1. If you used Smith’s form
of reckoning, how would you measure the wealth of your family or your home
town? How would it differ from measuring how much money you have in the bank,
or in assets such as property?
2. Plato and Aristotle also
thought of something like the ‘division of labor’ as a central way of
describing society. How does Smith’s version of it compare?
3. What is ‘hidden’ about
the ‘hidden hand’? Explicate the following: This division of labor, from which
so many advantages are derived, is not originally the effect of any human
wisdom, which foresees and intends that general opulence to which it gives
occasion. It
is the necessary, though very slow and gradual, consequence of a certain
propensity in human nature which has in view no such extensive utility; the
propensity to truck, barter, and exchange one thing for another.” (I, chapter
2)
4. Smith is often seen as a founder of
capitalism. What is ‘capital’ and why should it have such a central role as to
be used in the name of the system?
5. Smith might be described
as one of the first social scientists, seeking to analyze society
‘objectively’. What would be the way to defend that argument? How does he
compare with Machiavelli, of which the same is often said?
6. Smith is best know for
promoting what is called ‘laissez faire’, but he also advocated government
action.

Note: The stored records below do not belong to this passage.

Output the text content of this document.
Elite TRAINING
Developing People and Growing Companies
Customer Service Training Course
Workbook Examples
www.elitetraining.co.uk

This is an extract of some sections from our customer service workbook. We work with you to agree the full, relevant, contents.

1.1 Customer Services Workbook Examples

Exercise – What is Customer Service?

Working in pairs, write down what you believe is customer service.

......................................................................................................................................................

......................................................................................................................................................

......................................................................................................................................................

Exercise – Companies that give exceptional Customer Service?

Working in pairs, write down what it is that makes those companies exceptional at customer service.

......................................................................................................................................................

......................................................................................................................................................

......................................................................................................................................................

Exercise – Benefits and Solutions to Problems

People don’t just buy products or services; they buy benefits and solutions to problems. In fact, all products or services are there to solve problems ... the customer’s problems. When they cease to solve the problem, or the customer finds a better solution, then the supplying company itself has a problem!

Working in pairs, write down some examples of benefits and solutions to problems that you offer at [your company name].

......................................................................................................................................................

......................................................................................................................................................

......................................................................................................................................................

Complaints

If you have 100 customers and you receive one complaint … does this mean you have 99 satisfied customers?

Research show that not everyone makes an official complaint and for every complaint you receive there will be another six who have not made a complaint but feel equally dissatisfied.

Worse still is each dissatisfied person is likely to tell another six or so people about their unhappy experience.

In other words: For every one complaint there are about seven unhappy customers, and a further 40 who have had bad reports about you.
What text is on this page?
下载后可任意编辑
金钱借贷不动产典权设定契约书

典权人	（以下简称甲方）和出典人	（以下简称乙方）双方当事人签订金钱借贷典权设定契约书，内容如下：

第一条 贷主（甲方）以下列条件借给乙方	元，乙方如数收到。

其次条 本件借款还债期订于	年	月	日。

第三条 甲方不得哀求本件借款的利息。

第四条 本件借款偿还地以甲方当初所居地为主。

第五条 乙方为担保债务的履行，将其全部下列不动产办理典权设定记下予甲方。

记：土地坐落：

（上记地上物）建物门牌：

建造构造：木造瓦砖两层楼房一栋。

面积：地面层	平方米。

Of what sorts and why? How would he view the demands for more
‘regulation’ of the financial industry?
Application 1: Smith
provides a role for government in supporting education to make increased wealth
possible. From this standpoint what would you advise Trump, if he was intent on
increasing the wealth of this nation?
Application 2: What
interactions at Columbia show the workings of an ‘invisible hand’ i.e., the
positive outcome of people’s interactions, even though no one participating in
the action intends to make that outcome?